I had a post all ready for you guys about the larynx and its various structures, but that is going to have to wait a few days. Breaking news, guys: I have held one hemisphere of a human brain. The right hemisphere, to be exact. And I touched the left hemisphere too.
On Friday after Speech Science class, my professor pulled out a giant tupperware—the size you'd use if you made enough spaghetti for like seven or eight extra people—and opened it to reveal a human brain floating in brownish formaldehyde. The brain was cut down the middle—remember when I told you guys about the hemispheres of the brain? And the language centers of the brain? I got to see what they look like for real. And then I got to poke them and peek inside. Don't worry, I was wearing a rubber glove!
The brain is heavier than I expected—it's fairly dense. And with the meningeal linings (the stiff cling-wrap that keeps the brain matter in the correct shape), it was about as pliant as cooked chicken—but smooth, like silly putty. It was the meningeal linings that kept the brain from turning into porridge. Little bits of the outermost meninges were peeling off. And I got to see a bit of the infamous Circle of Willis!
The human brain, is, in my opinion, pretty much the strangest of God's creations—except maybe the cuttlefish.

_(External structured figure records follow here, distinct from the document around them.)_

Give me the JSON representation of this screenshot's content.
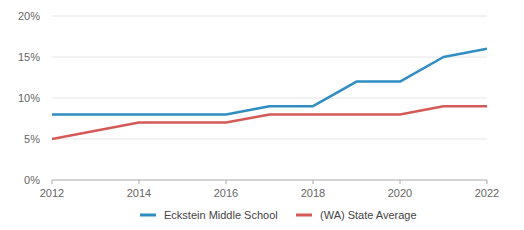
{
  "chart_data": {
    "type": "line",
    "x": [
      2012,
      2013,
      2014,
      2015,
      2016,
      2017,
      2018,
      2019,
      2020,
      2021,
      2022
    ],
    "series": [
      {
        "name": "Eckstein Middle School",
        "color": "#2f8dc2",
        "values": [
          8,
          8,
          8,
          8,
          8,
          9,
          9,
          12,
          12,
          15,
          16
        ]
      },
      {
        "name": "(WA) State Average",
        "color": "#d45a57",
        "values": [
          5,
          6,
          7,
          7,
          7,
          8,
          8,
          8,
          8,
          9,
          9
        ]
      }
    ],
    "xlim": [
      2012,
      2022
    ],
    "xticks": [
      2012,
      2014,
      2016,
      2018,
      2020,
      2022
    ],
    "ylim": [
      0,
      20
    ],
    "yticks": [
      {
        "value": 0,
        "label": "0%"
      },
      {
        "value": 5,
        "label": "5%"
      },
      {
        "value": 10,
        "label": "10%"
      },
      {
        "value": 15,
        "label": "15%"
      },
      {
        "value": 20,
        "label": "20%"
      }
    ],
    "grid": true,
    "legend": "bottom"
  }
}
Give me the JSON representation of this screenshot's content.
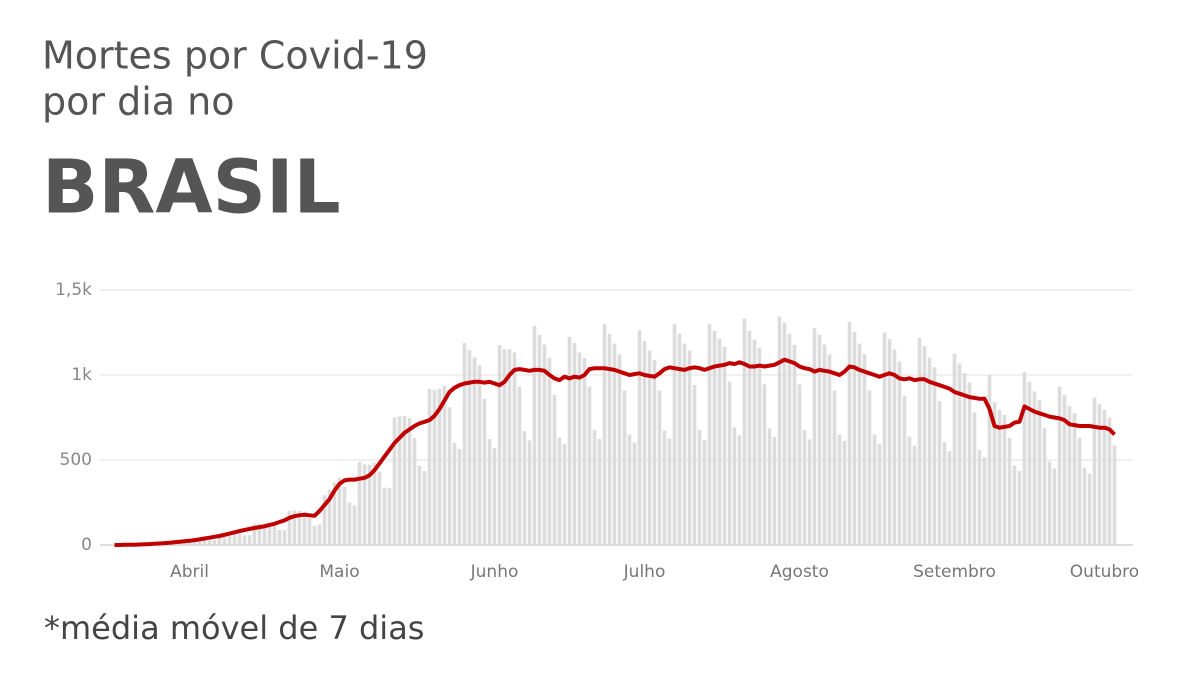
{
  "chart_data": {
    "type": "bar",
    "title": "Mortes por Covid-19",
    "title_line2": "por dia no",
    "subtitle": "BRASIL",
    "note": "*média móvel de 7 dias",
    "ylim": [
      0,
      1500
    ],
    "yticks": [
      0,
      500,
      {
        "value": 1000,
        "label": "1k"
      },
      {
        "value": 1500,
        "label": "1,5k"
      }
    ],
    "grid": true,
    "categories": [
      null,
      null,
      null,
      null,
      null,
      null,
      null,
      null,
      null,
      null,
      null,
      null,
      null,
      null,
      null,
      "Abril",
      null,
      null,
      null,
      null,
      null,
      null,
      null,
      null,
      null,
      null,
      null,
      null,
      null,
      null,
      null,
      null,
      null,
      null,
      null,
      null,
      null,
      null,
      null,
      null,
      null,
      null,
      null,
      null,
      null,
      "Maio",
      null,
      null,
      null,
      null,
      null,
      null,
      null,
      null,
      null,
      null,
      null,
      null,
      null,
      null,
      null,
      null,
      null,
      null,
      null,
      null,
      null,
      null,
      null,
      null,
      null,
      null,
      null,
      null,
      null,
      null,
      "Junho",
      null,
      null,
      null,
      null,
      null,
      null,
      null,
      null,
      null,
      null,
      null,
      null,
      null,
      null,
      null,
      null,
      null,
      null,
      null,
      null,
      null,
      null,
      null,
      null,
      null,
      null,
      null,
      null,
      null,
      "Julho",
      null,
      null,
      null,
      null,
      null,
      null,
      null,
      null,
      null,
      null,
      null,
      null,
      null,
      null,
      null,
      null,
      null,
      null,
      null,
      null,
      null,
      null,
      null,
      null,
      null,
      null,
      null,
      null,
      null,
      null,
      "Agosto",
      null,
      null,
      null,
      null,
      null,
      null,
      null,
      null,
      null,
      null,
      null,
      null,
      null,
      null,
      null,
      null,
      null,
      null,
      null,
      null,
      null,
      null,
      null,
      null,
      null,
      null,
      null,
      null,
      null,
      null,
      "Setembro",
      null,
      null,
      null,
      null,
      null,
      null,
      null,
      null,
      null,
      null,
      null,
      null,
      null,
      null,
      null,
      null,
      null,
      null,
      null,
      null,
      null,
      null,
      null,
      null,
      null,
      null,
      null,
      null,
      null,
      "Outubro",
      null,
      null
    ],
    "series": [
      {
        "type": "bar",
        "color": "#dcdcdc",
        "values": [
          0,
          0,
          1,
          1,
          2,
          2,
          2,
          6,
          8,
          10,
          12,
          12,
          10,
          11,
          28,
          30,
          33,
          36,
          34,
          28,
          29,
          66,
          72,
          77,
          83,
          74,
          57,
          57,
          125,
          126,
          127,
          130,
          113,
          88,
          87,
          200,
          204,
          201,
          196,
          158,
          112,
          120,
          294,
          324,
          368,
          396,
          342,
          250,
          231,
          488,
          474,
          472,
          484,
          432,
          338,
          336,
          750,
          756,
          759,
          748,
          630,
          465,
          435,
          919,
          912,
          920,
          935,
          810,
          601,
          564,
          1188,
          1146,
          1104,
          1056,
          860,
          624,
          570,
          1175,
          1152,
          1150,
          1133,
          932,
          670,
          615,
          1288,
          1236,
          1179,
          1100,
          882,
          631,
          594,
          1225,
          1188,
          1133,
          1100,
          932,
          676,
          624,
          1300,
          1242,
          1185,
          1122,
          909,
          650,
          603,
          1263,
          1200,
          1144,
          1089,
          909,
          673,
          627,
          1300,
          1242,
          1185,
          1144,
          941,
          676,
          618,
          1300,
          1260,
          1213,
          1166,
          963,
          692,
          645,
          1331,
          1260,
          1208,
          1161,
          945,
          686,
          636,
          1344,
          1308,
          1242,
          1177,
          945,
          676,
          621,
          1275,
          1236,
          1179,
          1122,
          909,
          650,
          612,
          1313,
          1254,
          1185,
          1122,
          909,
          650,
          594,
          1250,
          1212,
          1150,
          1078,
          878,
          637,
          582,
          1219,
          1170,
          1104,
          1045,
          846,
          605,
          552,
          1125,
          1068,
          1012,
          957,
          779,
          559,
          516,
          1000,
          840,
          794,
          765,
          630,
          468,
          435,
          1019,
          960,
          903,
          853,
          689,
          491,
          450,
          931,
          882,
          817,
          776,
          630,
          455,
          420,
          869,
          828,
          794,
          748,
          585
        ]
      },
      {
        "type": "line",
        "color": "#c00000",
        "values": [
          0,
          0,
          1,
          1,
          2,
          3,
          4,
          5,
          7,
          9,
          11,
          13,
          16,
          19,
          22,
          25,
          29,
          33,
          38,
          43,
          48,
          53,
          60,
          67,
          75,
          82,
          88,
          95,
          100,
          105,
          110,
          118,
          125,
          135,
          145,
          160,
          170,
          175,
          178,
          175,
          172,
          200,
          235,
          270,
          320,
          360,
          380,
          385,
          385,
          390,
          395,
          410,
          440,
          480,
          520,
          560,
          600,
          630,
          660,
          680,
          700,
          715,
          725,
          735,
          760,
          800,
          850,
          900,
          925,
          940,
          950,
          955,
          960,
          960,
          955,
          960,
          950,
          940,
          960,
          1000,
          1030,
          1035,
          1030,
          1025,
          1030,
          1030,
          1025,
          1000,
          980,
          970,
          990,
          980,
          990,
          985,
          1000,
          1035,
          1040,
          1040,
          1040,
          1035,
          1030,
          1020,
          1010,
          1000,
          1005,
          1010,
          1000,
          995,
          990,
          1010,
          1035,
          1045,
          1040,
          1035,
          1030,
          1040,
          1045,
          1040,
          1030,
          1040,
          1050,
          1055,
          1060,
          1070,
          1065,
          1075,
          1065,
          1050,
          1050,
          1055,
          1050,
          1055,
          1060,
          1075,
          1090,
          1080,
          1070,
          1050,
          1040,
          1035,
          1020,
          1030,
          1025,
          1020,
          1010,
          1000,
          1020,
          1050,
          1045,
          1030,
          1020,
          1010,
          1000,
          990,
          1000,
          1010,
          1000,
          980,
          975,
          980,
          970,
          975,
          975,
          960,
          950,
          940,
          930,
          920,
          900,
          890,
          880,
          870,
          865,
          860,
          860,
          800,
          700,
          690,
          695,
          700,
          720,
          725,
          815,
          800,
          785,
          775,
          765,
          755,
          750,
          745,
          735,
          710,
          705,
          700,
          700,
          700,
          695,
          690,
          690,
          680,
          650
        ]
      }
    ]
  }
}
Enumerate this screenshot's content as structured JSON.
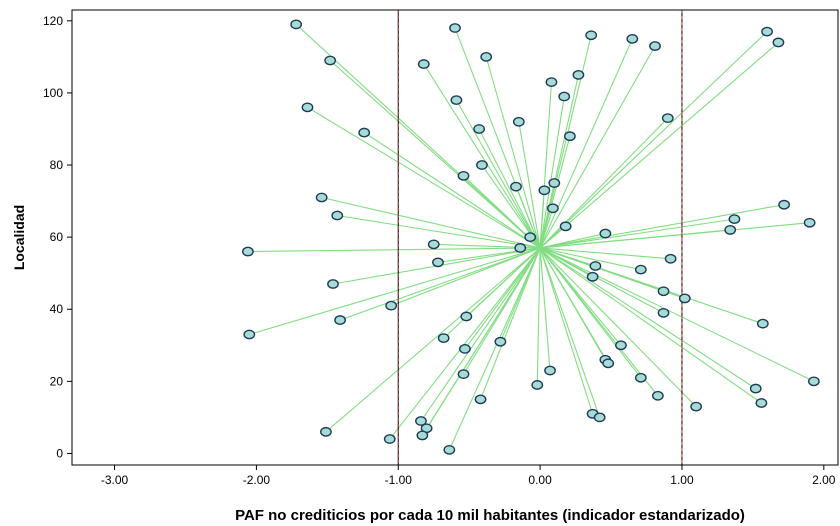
{
  "chart_data": {
    "type": "scatter",
    "xlabel": "PAF no crediticios por cada 10 mil habitantes (indicador estandarizado)",
    "ylabel": "Localidad",
    "xlim": [
      -3.3,
      2.1
    ],
    "ylim": [
      -3.2,
      123
    ],
    "x_ticks": [
      "-3.00",
      "-2.00",
      "-1.00",
      "0.00",
      "1.00",
      "2.00"
    ],
    "y_ticks": [
      "0",
      "20",
      "40",
      "60",
      "80",
      "100",
      "120"
    ],
    "reference_lines_x": [
      -1.0,
      1.0
    ],
    "centroid": [
      0.0,
      57
    ],
    "grid": false,
    "colors": {
      "marker_fill": "#a7dcd5",
      "marker_edge": "#1d3a5a",
      "spoke": "#82dd82",
      "reference_line": "#c0392b",
      "frame": "#000000"
    },
    "points": [
      {
        "x": -1.72,
        "y": 119
      },
      {
        "x": -0.6,
        "y": 118
      },
      {
        "x": 1.6,
        "y": 117
      },
      {
        "x": 0.36,
        "y": 116
      },
      {
        "x": 0.65,
        "y": 115
      },
      {
        "x": 1.68,
        "y": 114
      },
      {
        "x": 0.81,
        "y": 113
      },
      {
        "x": -0.38,
        "y": 110
      },
      {
        "x": -1.48,
        "y": 109
      },
      {
        "x": -0.82,
        "y": 108
      },
      {
        "x": 0.27,
        "y": 105
      },
      {
        "x": 0.08,
        "y": 103
      },
      {
        "x": 0.17,
        "y": 99
      },
      {
        "x": -0.59,
        "y": 98
      },
      {
        "x": -1.64,
        "y": 96
      },
      {
        "x": 0.9,
        "y": 93
      },
      {
        "x": -0.15,
        "y": 92
      },
      {
        "x": -0.43,
        "y": 90
      },
      {
        "x": -1.24,
        "y": 89
      },
      {
        "x": 0.21,
        "y": 88
      },
      {
        "x": -0.41,
        "y": 80
      },
      {
        "x": -0.54,
        "y": 77
      },
      {
        "x": 0.1,
        "y": 75
      },
      {
        "x": -0.17,
        "y": 74
      },
      {
        "x": 0.03,
        "y": 73
      },
      {
        "x": -1.54,
        "y": 71
      },
      {
        "x": 1.72,
        "y": 69
      },
      {
        "x": 0.09,
        "y": 68
      },
      {
        "x": -1.43,
        "y": 66
      },
      {
        "x": 1.37,
        "y": 65
      },
      {
        "x": 1.9,
        "y": 64
      },
      {
        "x": 0.18,
        "y": 63
      },
      {
        "x": 1.34,
        "y": 62
      },
      {
        "x": 0.46,
        "y": 61
      },
      {
        "x": -0.07,
        "y": 60
      },
      {
        "x": -0.75,
        "y": 58
      },
      {
        "x": -0.14,
        "y": 57
      },
      {
        "x": -2.06,
        "y": 56
      },
      {
        "x": 0.92,
        "y": 54
      },
      {
        "x": -0.72,
        "y": 53
      },
      {
        "x": 0.39,
        "y": 52
      },
      {
        "x": 0.71,
        "y": 51
      },
      {
        "x": 0.37,
        "y": 49
      },
      {
        "x": -1.46,
        "y": 47
      },
      {
        "x": 0.87,
        "y": 45
      },
      {
        "x": 1.02,
        "y": 43
      },
      {
        "x": -1.05,
        "y": 41
      },
      {
        "x": 0.87,
        "y": 39
      },
      {
        "x": -0.52,
        "y": 38
      },
      {
        "x": -1.41,
        "y": 37
      },
      {
        "x": 1.57,
        "y": 36
      },
      {
        "x": -2.05,
        "y": 33
      },
      {
        "x": -0.68,
        "y": 32
      },
      {
        "x": -0.28,
        "y": 31
      },
      {
        "x": 0.57,
        "y": 30
      },
      {
        "x": -0.53,
        "y": 29
      },
      {
        "x": 0.46,
        "y": 26
      },
      {
        "x": 0.48,
        "y": 25
      },
      {
        "x": 0.07,
        "y": 23
      },
      {
        "x": -0.54,
        "y": 22
      },
      {
        "x": 0.71,
        "y": 21
      },
      {
        "x": 1.93,
        "y": 20
      },
      {
        "x": -0.02,
        "y": 19
      },
      {
        "x": 1.52,
        "y": 18
      },
      {
        "x": 0.83,
        "y": 16
      },
      {
        "x": -0.42,
        "y": 15
      },
      {
        "x": 1.56,
        "y": 14
      },
      {
        "x": 1.1,
        "y": 13
      },
      {
        "x": 0.37,
        "y": 11
      },
      {
        "x": 0.42,
        "y": 10
      },
      {
        "x": -0.84,
        "y": 9
      },
      {
        "x": -0.8,
        "y": 7
      },
      {
        "x": -1.51,
        "y": 6
      },
      {
        "x": -0.83,
        "y": 5
      },
      {
        "x": -1.06,
        "y": 4
      },
      {
        "x": -0.64,
        "y": 1
      }
    ]
  }
}
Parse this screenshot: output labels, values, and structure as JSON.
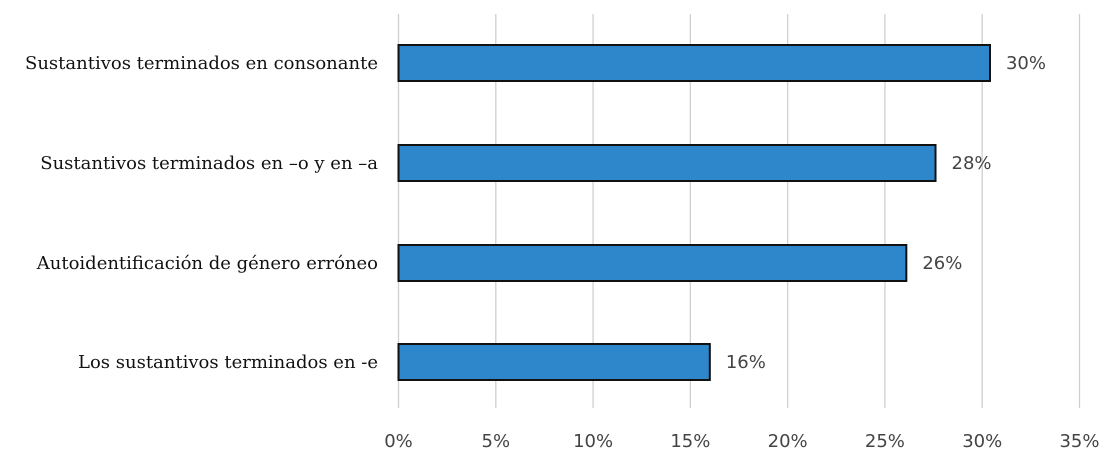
{
  "chart_data": {
    "type": "bar",
    "orientation": "horizontal",
    "categories": [
      "Sustantivos terminados en consonante",
      "Sustantivos terminados en –o y en –a",
      "Autoidentificación de género erróneo",
      "Los sustantivos terminados en -e"
    ],
    "values": [
      30.4,
      27.6,
      26.1,
      16.0
    ],
    "data_labels": [
      "30%",
      "28%",
      "26%",
      "16%"
    ],
    "x_ticks": [
      0,
      5,
      10,
      15,
      20,
      25,
      30,
      35
    ],
    "x_tick_labels": [
      "0%",
      "5%",
      "10%",
      "15%",
      "20%",
      "25%",
      "30%",
      "35%"
    ],
    "xlim": [
      0,
      35
    ],
    "title": "",
    "xlabel": "",
    "ylabel": "",
    "grid": "vertical",
    "legend": "none",
    "colors": {
      "bar_fill": "#2E86CB",
      "bar_stroke": "#111111",
      "grid": "#d0d0d0",
      "tick_text": "#444444",
      "category_text": "#111111"
    }
  }
}
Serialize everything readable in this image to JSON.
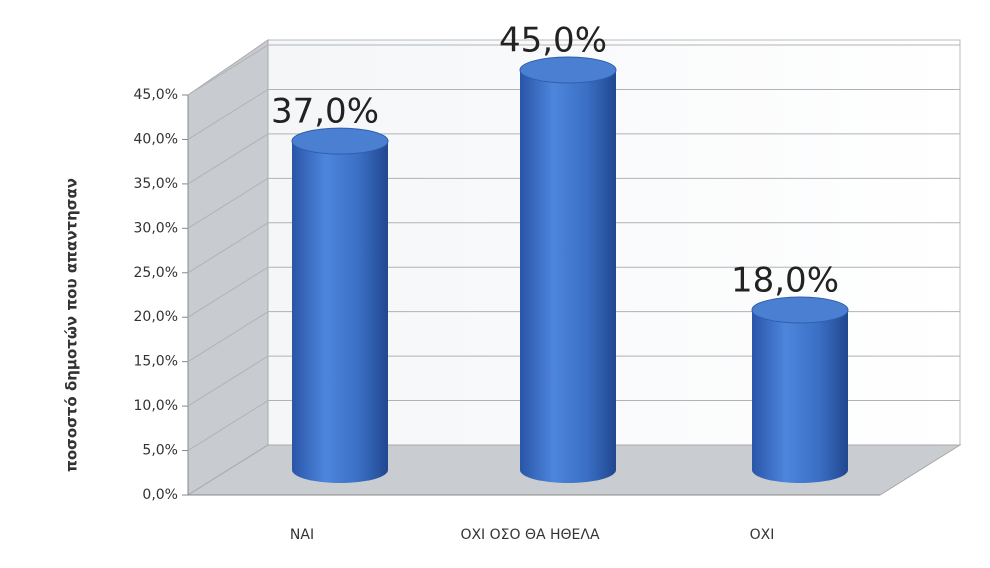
{
  "chart_data": {
    "type": "bar",
    "y_axis_label": "ποσοστό δημοτών που απαντησαν",
    "categories": [
      "ΝΑΙ",
      "ΟΧΙ ΟΣΟ ΘΑ ΗΘΕΛΑ",
      "ΟΧΙ"
    ],
    "values": [
      37,
      45,
      18
    ],
    "value_labels": [
      "37,0%",
      "45,0%",
      "18,0%"
    ],
    "color": "#3a6fc4",
    "ylim": [
      0,
      45
    ],
    "yticks": [
      {
        "value": 0,
        "label": "0,0%"
      },
      {
        "value": 5,
        "label": "5,0%"
      },
      {
        "value": 10,
        "label": "10,0%"
      },
      {
        "value": 15,
        "label": "15,0%"
      },
      {
        "value": 20,
        "label": "20,0%"
      },
      {
        "value": 25,
        "label": "25,0%"
      },
      {
        "value": 30,
        "label": "30,0%"
      },
      {
        "value": 35,
        "label": "35,0%"
      },
      {
        "value": 40,
        "label": "40,0%"
      },
      {
        "value": 45,
        "label": "45,0%"
      }
    ],
    "grid": true
  }
}
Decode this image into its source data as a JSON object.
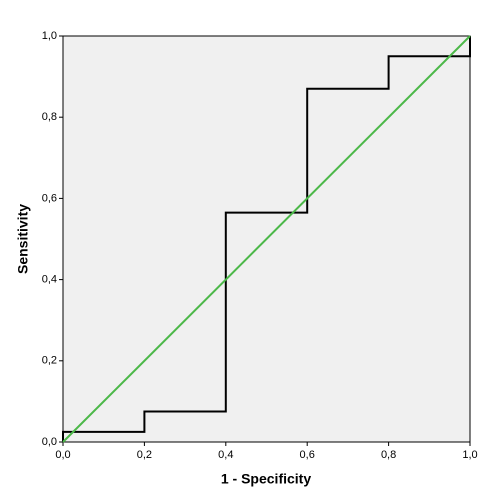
{
  "chart_data": {
    "type": "line",
    "x_label": "1 - Specificity",
    "y_label": "Sensitivity",
    "xlim": [
      0,
      1
    ],
    "ylim": [
      0,
      1
    ],
    "xticks": [
      {
        "value": 0,
        "label": "0,0"
      },
      {
        "value": 0.2,
        "label": "0,2"
      },
      {
        "value": 0.4,
        "label": "0,4"
      },
      {
        "value": 0.6,
        "label": "0,6"
      },
      {
        "value": 0.8,
        "label": "0,8"
      },
      {
        "value": 1,
        "label": "1,0"
      }
    ],
    "yticks": [
      {
        "value": 0,
        "label": "0,0"
      },
      {
        "value": 0.2,
        "label": "0,2"
      },
      {
        "value": 0.4,
        "label": "0,4"
      },
      {
        "value": 0.6,
        "label": "0,6"
      },
      {
        "value": 0.8,
        "label": "0,8"
      },
      {
        "value": 1,
        "label": "1,0"
      }
    ],
    "grid": false,
    "series": [
      {
        "color": "#000000",
        "x": [
          0,
          0,
          0.2,
          0.2,
          0.4,
          0.4,
          0.6,
          0.6,
          0.8,
          0.8,
          1,
          1
        ],
        "values": [
          0,
          0.025,
          0.025,
          0.075,
          0.075,
          0.565,
          0.565,
          0.87,
          0.87,
          0.95,
          0.95,
          1
        ]
      },
      {
        "color": "#4cb849",
        "x": [
          0,
          1
        ],
        "values": [
          0,
          1
        ]
      }
    ]
  }
}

As I held the brain in my hand, I was acutely aware that someone's soul used to reside there. Once upon a time, bajillions of tiny electrochemical processes were happening all the time in that brain as its previous resident went for a jog, held a spatula to flip pancakes in the morning, thought about a story he'd read in the Sunday paper, talked about the weather with his neighbors. The brain was healthy, so he probably did not suffer any kind of major cognitive decline before he died. Now it is nothing but a vacant house, its windows dark and its hallways dusty.
We took a tour of the empty house, naming structures that used to be used for memory, balance, emotional regulation, decision-making, moving fingers and toes, reminding the heart to beat and the ribcage to expand.
As we watched our professor pulling bits of the brain apart to show us internal structures, our eyes sent electrical impulses via the optic nerve to the occipital lobes of our brains, where the information somehow appeared as a picture in our minds. The words he said were just vibrations in the air that moved the tympanic membrane, which in turn moved the bones in the middle ear and eventually was converted into an electrochemical signal in the cochlea, which was sent along a complicated neural path to Wernicke's area. And somehow the firing of neurons in Wernicke's area turned into words in our minds. Those words and images seem to be nothing more than electrical impulses in the brain, and yet somehow there is meaning to them in our minds, and somehow we understand—communication! Just like the words you are reading now.
Consciousness is weird, guys. Minds are weird. It would make more sense if our brains were just like electrochemical computers, firing away as we functioned in our environment, unaware that we even exist. But then God had to make us in His own image and likeness, eh? Give us minds to make sense of the firing of those neurons, even direct it sometimes. He gave us intellect. And beyond that, a soul—while the intellect is prone to the functions of the physical structures of the human brain, the soul is independent.
Alright, now I'm getting way out there. Somebody pull in my kite string.
With my feet on the ground, I repeat: yesterday in class, I held a human brain.
Philosophizin': Do souls reside strictly in brains? Your words did not imply this, but I came to wonder... I've always imagined they occupy an entire living body. I cannot come up with a convincing argument for my conclusion at the moment, other than that there are human beings who are born virtually without brains - they have only brain stems and apparently no intelligence, my understanding is they perform only subconscious actions. Certainly they have souls that reside somewhere within the body.